With the early-summer heat wave sending many people scurrying to local beaches, Nature Boy is using his seaside sojourns to ponder the science of sandcastles.
Yes, such a thing exists, and it’s serious stuff. Nature Boy, physicists, geoscientists and other pointy-headed people devote considerable grey matter to the contemplation of single and billions of grains of sand artfully sculpted.
I mean, really, who wouldn’t?
I particularly like the account of the British geoscientist paid by a travel company to determine the secret to building majestic sandcastles that last. Naturally, the crucially important study required that the sand of the U.K.’s most popular beaches be sampled and compared for sandcastle-building qualities. Equally important was a comparison of each beach’s esthetic qualities.
The verdict may come as a relief. Esthetics are a matter of personal preference, and any sand will do, although some is better than others.
Dig beneath the puff, however, and you find complex science. What enables wet sand to clump together and to be shaped into castles encompasses some of the most basic physical phenomena that allow our world to work the way it does.
At play are two small but mighty forces of nature. The adhesive force is the clinginess between two different kinds of particles — between water and the surface of a grain of sand, for example. The cohesive force is the clinginess between particles of a similar type — between water molecules, for example.
These different kinds of clinginess contribute to two other phenomena at work in sandcastles. Because molecules in a liquid cling to each other (cohesion), this causes the molecules on the liquid’s surface to contract and resist being stretched or broken.
Voilà! We have surface tension.
When the clinginess between a liquid and a surface out-muscles the clinginess between the liquid’s own molecules, capillary action results. Capillary action allows liquid to be drawn into and flow through tiny spaces — such as into the nib of a pen, up between the fibres in a candle’s wick, or between tightly packed grains of sand.
Capillary action is essential to life on Earth. It overcomes gravity to bring water and nutrients from roots deep underground up hundreds of feet to the leaves in a tree’s canopy.
It draws blood through our vascular system’s tiniest channels — ahem, our capillaries — and enables the transfer of nutrients and blood plasma in and out of our cells. It allows nutrients to pass through our intestinal walls and makes possible the exchange of oxygen and carbon dioxide in our lungs.

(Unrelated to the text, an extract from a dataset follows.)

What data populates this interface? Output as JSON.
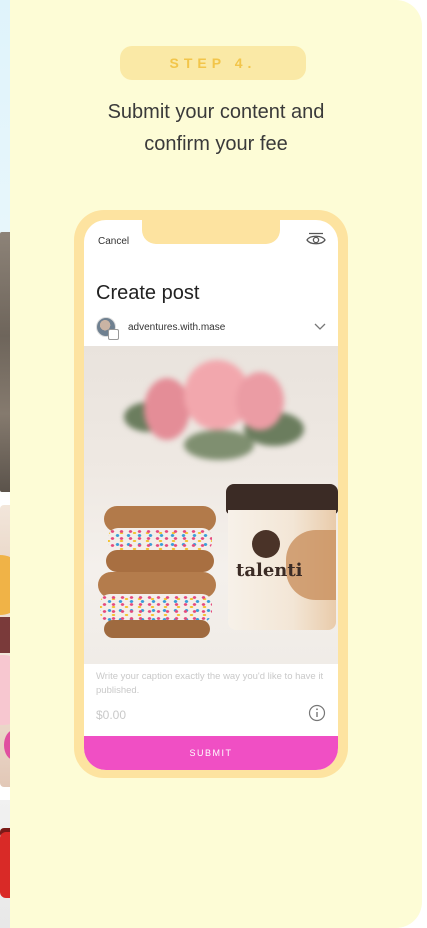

In terms of the sandcastle you’re building on Willows Beach, when water is added to dry sand, capillary action draws the water into the tiny spaces between the sand grains. Once there, the water molecules form tiny flexible water-drop bridges (cohesion!) between neighbouring sand grains. These bridges are held together by our old friend, surface tension.
As more water is added, the small bridges between grains grow into bigger bridges. As the bridges grow, more of each grain’s surface comes into contact with more water, which increases the water’s binding effect.
As yet more water is added, the bridges between sand grains combine and act to bind several grains together into ever-larger structures. Now we’re starting to get the sand clumps that are so necessary to successful sandcastle construction.
When every grain of sand is coated with water and the sand-to-water ratio is just right — not too low, not too high — the water-molecule bridges are the perfect strength for piling and sculpting sand into sandcastles. The optimal sand-water ratio has long been believed to be about eight parts of sand to one part of water, but some physicists determined that just one per cent water is best for building stable, five-metre-tall sandcastles.
And then, as anyone who has watched an advancing tide swamp a sand fortress knows, too much water overwhelms the whole system, causing the clump to disintegrate into sand soup.
The applications of sandcastle science extend well beyond the beach. They can apply to any granular substance — grain in silos, sawdust piles in mills, soil in pits or even plastic balls in McDonald’s play rooms, for example. They also apply to how the ground behaves during earthquakes and in the lead up to landslides.
All that aside, Nature Boy is now wondering how he might obtain funding to study the sand qualities at Vancouver Island’s best beaches.